Était-il habituel pour un bourreau de l'Angleterre élisabéthaine de demander pardon aux exécutés ?

Était-il habituel pour un bourreau de l'Angleterre élisabéthaine de demander pardon aux exécutés ?

La question est déjà dans le titre. J'ai récemment vu ce qui est censé être un récit historiquement correct du règne d'Elizabeth I sous la forme d'un documentaire. Le bourreau là-bas a demandé pardon à Maria I Stuart pour ce qu'il allait lui faire.

Est-ce historiquement correct ? Les bourreaux demandaient-ils généralement pardon ou seulement en cas d'exécution de personnes de premier plan ?


Seule la classe supérieure a eu l'honneur d'être exécutée par décapitation - pour les roturiers, la pendaison et le brûlage sur le bûcher ont été utilisés à la place. Par conséquent, les décapitations étaient rares et le bourreau souvent inexpérimenté.

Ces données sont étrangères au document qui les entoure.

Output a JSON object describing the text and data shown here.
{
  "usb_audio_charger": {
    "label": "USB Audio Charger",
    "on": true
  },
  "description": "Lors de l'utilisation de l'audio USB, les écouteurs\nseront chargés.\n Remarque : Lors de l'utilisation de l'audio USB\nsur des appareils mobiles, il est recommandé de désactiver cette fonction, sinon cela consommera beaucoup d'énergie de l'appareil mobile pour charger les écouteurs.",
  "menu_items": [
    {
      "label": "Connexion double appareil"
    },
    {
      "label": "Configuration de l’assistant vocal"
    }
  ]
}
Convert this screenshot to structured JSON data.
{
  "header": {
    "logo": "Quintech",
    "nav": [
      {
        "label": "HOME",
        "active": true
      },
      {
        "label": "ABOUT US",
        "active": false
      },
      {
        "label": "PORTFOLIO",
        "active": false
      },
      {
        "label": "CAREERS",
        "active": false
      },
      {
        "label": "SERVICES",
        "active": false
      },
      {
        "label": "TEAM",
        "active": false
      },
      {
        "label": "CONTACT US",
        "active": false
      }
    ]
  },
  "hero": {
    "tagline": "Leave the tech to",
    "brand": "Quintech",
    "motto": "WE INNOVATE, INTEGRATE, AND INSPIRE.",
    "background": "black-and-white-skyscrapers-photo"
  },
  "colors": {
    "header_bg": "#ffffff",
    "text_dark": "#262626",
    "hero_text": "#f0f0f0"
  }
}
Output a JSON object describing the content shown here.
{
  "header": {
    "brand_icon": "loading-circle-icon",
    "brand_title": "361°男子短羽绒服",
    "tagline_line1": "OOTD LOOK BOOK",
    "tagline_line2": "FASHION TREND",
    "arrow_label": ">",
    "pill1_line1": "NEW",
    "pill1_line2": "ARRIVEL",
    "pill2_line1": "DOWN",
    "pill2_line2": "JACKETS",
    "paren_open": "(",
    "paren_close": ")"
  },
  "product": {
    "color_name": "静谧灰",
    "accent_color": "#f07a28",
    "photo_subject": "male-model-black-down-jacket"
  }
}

Une décapitation rapide exigeait un mouvement calme et sûr, et la coutume de faire pardonner au condamné et payer le bourreau était sans doute pour le privilège de tels. C'était un processus délicat à faire correctement, et souvent ce n'était pas le cas.

En 1541, Margaret Pole, comtesse de Salisbury, a nécessité 11 coups devant 150 témoins pour mourir, pour lesquels elle a apparemment dû être ramenée au bloc en donnant des coups de pied et en criant. Le premier coup ne fit qu'entailler son épaule.